The debate continues to centre on dose.

30 August 2000


Shankar Menon

Nyköping

Sweden

Dear Nuclear Engineering International

I refer to the article on low dose radiation and it regulation in your July issue (page 18). I would like to point out a small typographical error on page 21, which affects the point being made quite significantly. The sentence reading “Consumption of food at the Codex Alimentarius limit level can lead to an individual dose of a few µSv/year” should read at the end “individual dose of a few mSv/year”.
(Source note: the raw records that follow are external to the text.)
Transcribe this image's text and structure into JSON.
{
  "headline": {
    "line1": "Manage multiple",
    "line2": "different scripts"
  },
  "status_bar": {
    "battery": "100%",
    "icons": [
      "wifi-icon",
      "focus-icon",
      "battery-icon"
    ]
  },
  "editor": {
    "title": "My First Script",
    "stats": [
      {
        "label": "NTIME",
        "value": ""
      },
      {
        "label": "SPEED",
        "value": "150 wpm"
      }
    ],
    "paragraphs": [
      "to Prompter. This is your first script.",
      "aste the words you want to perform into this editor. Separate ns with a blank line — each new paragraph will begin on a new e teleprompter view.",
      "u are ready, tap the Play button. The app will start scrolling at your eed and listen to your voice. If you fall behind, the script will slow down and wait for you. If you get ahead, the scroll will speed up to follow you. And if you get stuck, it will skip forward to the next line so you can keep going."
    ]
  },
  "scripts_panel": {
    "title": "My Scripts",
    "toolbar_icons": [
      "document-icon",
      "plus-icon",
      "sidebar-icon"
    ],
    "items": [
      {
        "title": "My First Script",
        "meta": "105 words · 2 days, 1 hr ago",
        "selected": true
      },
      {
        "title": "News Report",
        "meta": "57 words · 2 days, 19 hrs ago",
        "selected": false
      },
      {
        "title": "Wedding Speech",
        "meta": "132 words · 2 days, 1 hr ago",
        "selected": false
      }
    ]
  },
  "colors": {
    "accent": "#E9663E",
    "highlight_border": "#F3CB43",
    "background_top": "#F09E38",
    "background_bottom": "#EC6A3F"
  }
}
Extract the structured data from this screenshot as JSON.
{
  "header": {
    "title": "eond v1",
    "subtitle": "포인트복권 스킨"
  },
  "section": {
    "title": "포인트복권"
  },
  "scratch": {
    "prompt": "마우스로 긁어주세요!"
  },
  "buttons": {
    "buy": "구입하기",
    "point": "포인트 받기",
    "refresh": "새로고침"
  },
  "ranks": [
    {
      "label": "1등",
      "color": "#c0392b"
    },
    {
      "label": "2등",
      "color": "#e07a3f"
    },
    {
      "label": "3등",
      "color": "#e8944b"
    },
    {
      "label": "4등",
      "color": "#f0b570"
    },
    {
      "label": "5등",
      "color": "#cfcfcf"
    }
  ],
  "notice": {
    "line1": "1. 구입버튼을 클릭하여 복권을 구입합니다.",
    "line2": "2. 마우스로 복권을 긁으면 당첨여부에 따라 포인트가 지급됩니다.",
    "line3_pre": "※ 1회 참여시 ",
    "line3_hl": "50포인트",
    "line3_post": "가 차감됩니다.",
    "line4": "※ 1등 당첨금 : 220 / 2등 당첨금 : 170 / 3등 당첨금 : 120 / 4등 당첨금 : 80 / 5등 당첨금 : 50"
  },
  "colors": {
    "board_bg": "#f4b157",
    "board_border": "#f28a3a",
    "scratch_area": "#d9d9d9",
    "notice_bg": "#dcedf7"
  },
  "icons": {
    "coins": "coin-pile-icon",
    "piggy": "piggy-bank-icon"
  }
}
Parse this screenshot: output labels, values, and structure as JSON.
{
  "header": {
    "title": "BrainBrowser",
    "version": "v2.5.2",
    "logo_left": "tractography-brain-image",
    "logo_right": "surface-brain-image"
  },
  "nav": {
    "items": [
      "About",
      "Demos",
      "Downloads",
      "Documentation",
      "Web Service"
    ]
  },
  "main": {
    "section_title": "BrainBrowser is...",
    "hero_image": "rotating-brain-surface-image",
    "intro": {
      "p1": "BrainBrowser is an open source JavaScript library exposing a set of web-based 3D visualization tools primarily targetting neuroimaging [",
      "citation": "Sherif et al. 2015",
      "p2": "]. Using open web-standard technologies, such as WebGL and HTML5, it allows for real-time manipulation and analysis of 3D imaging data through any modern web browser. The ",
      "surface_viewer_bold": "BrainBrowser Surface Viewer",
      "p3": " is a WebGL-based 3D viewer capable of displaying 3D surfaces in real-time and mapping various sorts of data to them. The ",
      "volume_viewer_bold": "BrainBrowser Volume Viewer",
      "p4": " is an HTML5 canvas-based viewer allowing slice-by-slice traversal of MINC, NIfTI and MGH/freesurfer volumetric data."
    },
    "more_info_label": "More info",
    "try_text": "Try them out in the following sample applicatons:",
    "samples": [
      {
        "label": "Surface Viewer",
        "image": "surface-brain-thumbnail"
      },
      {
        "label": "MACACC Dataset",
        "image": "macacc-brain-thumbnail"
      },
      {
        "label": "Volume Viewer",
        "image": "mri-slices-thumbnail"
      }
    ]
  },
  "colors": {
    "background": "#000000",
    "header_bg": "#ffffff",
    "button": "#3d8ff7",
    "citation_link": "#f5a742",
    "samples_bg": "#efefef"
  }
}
Actually, the Codex guideline levels for various radionuclides are based on a reference level of dose of 5mSv, that being, for most radionuclides, the committed effective dose resulting from the consumption of radioactively contaminated food during the first year following a nuclear accident. Furthermore, the Codex divides radionuclides into three groups based on the dose per unit intake. It suggests that the 5mSv dose level be applied to each group in order to avoid being unneccesarily restrictive. So theoretically, an individual ingesting food contaminated at the levels specified can be exposed to as much as 15mSv. Many of the representative nuclides noted in the Codex have long half-lives. Thus the dose levels to the public cannot reduce significantly during the next few decades.

These factors make it interesting and relevant to compare the Codex dose levels with the 10µSv/year individual dose proposed by the IAEA and the EC for releasing material from the nuclear industry.